Another thread of the book is the story of an adult cartoonist who is struggling to visualize the Holocaust in comics form and is also profoundly struggling with his relationship with his father.

(pages rustling) - On the indicia page is a quotation.

"The Jews are undoubtedly a race, but they are not human."

Adolf Hitler.

Rego Park, New York, circa 1958.

It was summer, I remember.

I was 10 or 11.

Last one to the schoolyard is a rotten egg.

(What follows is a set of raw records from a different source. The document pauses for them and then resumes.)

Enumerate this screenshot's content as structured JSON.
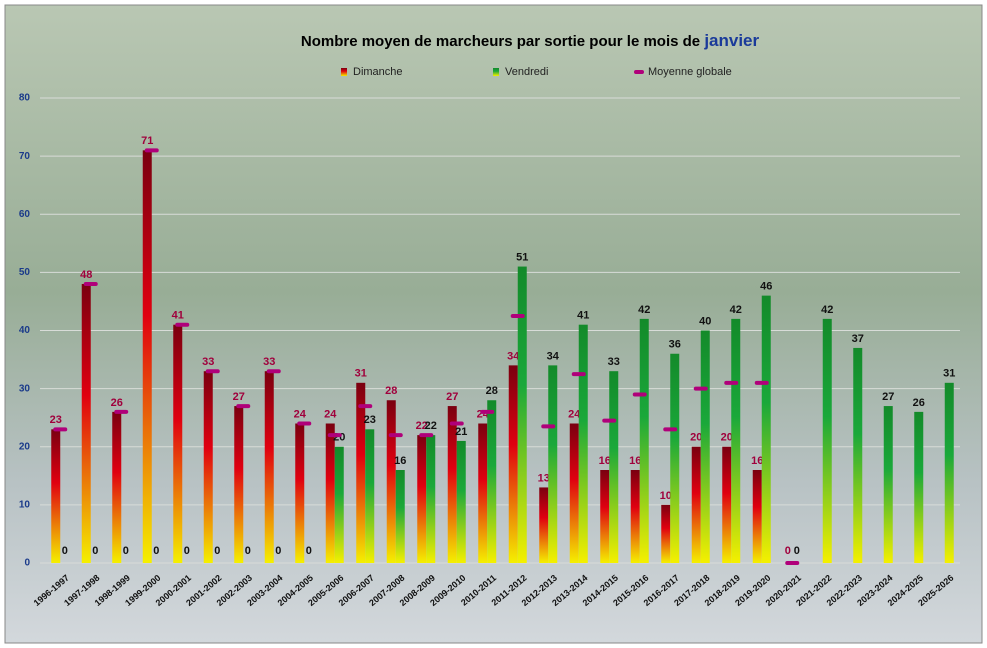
{
  "chart_data": {
    "type": "bar",
    "title": "Nombre moyen de marcheurs par sortie pour le mois de",
    "title_highlight": "janvier",
    "categories": [
      "1996-1997",
      "1997-1998",
      "1998-1999",
      "1999-2000",
      "2000-2001",
      "2001-2002",
      "2002-2003",
      "2003-2004",
      "2004-2005",
      "2005-2006",
      "2006-2007",
      "2007-2008",
      "2008-2009",
      "2009-2010",
      "2010-2011",
      "2011-2012",
      "2012-2013",
      "2013-2014",
      "2014-2015",
      "2015-2016",
      "2016-2017",
      "2017-2018",
      "2018-2019",
      "2019-2020",
      "2020-2021",
      "2021-2022",
      "2022-2023",
      "2023-2024",
      "2024-2025",
      "2025-2026"
    ],
    "series": [
      {
        "name": "Dimanche",
        "color": "#e00010",
        "label_color": "#a0003c",
        "values": [
          23,
          48,
          26,
          71,
          41,
          33,
          27,
          33,
          24,
          24,
          31,
          28,
          22,
          27,
          24,
          34,
          13,
          24,
          16,
          16,
          10,
          20,
          20,
          16,
          0,
          null,
          null,
          null,
          null,
          null
        ]
      },
      {
        "name": "Vendredi",
        "color": "#1aa83a",
        "label_color": "#111111",
        "values": [
          0,
          0,
          0,
          0,
          0,
          0,
          0,
          0,
          0,
          20,
          23,
          16,
          22,
          21,
          28,
          51,
          34,
          41,
          33,
          42,
          36,
          40,
          42,
          46,
          0,
          42,
          37,
          27,
          26,
          31
        ]
      },
      {
        "name": "Moyenne globale",
        "color": "#b0007a",
        "marker": true,
        "values": [
          23,
          48,
          26,
          71,
          41,
          33,
          27,
          33,
          24,
          22,
          27,
          22,
          22,
          24,
          26,
          42.5,
          23.5,
          32.5,
          24.5,
          29,
          23,
          30,
          31,
          31,
          0,
          null,
          null,
          null,
          null,
          null
        ]
      }
    ],
    "ylim": [
      0,
      80
    ],
    "yticks": [
      0,
      10,
      20,
      30,
      40,
      50,
      60,
      70,
      80
    ],
    "grid": true
  }
}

I was rollerskating with Howie and Steve till my skate came loose.

Ow!

Hey.

Wait up, fellas.

Rotten egg.

Ha ha.

Wait up.

Snk, snf.

My father was in front, fixing something.

Artie.

Come to hold this a minute while I saw.

Snrk?

Why do you cry, Artie?

Hold better on the wood.

I, I fell, and my friends skated away without me.

He stopped sawing.

Friends?

Your friends?

If you lock them together in a room with no food for a week, then you could see what it is, friends.

So that sequence was there to sort of frame what happens in the rest of the book, which is a difficult relationship with my father and one in which nightmare visions drop out of nowhere into my kid life.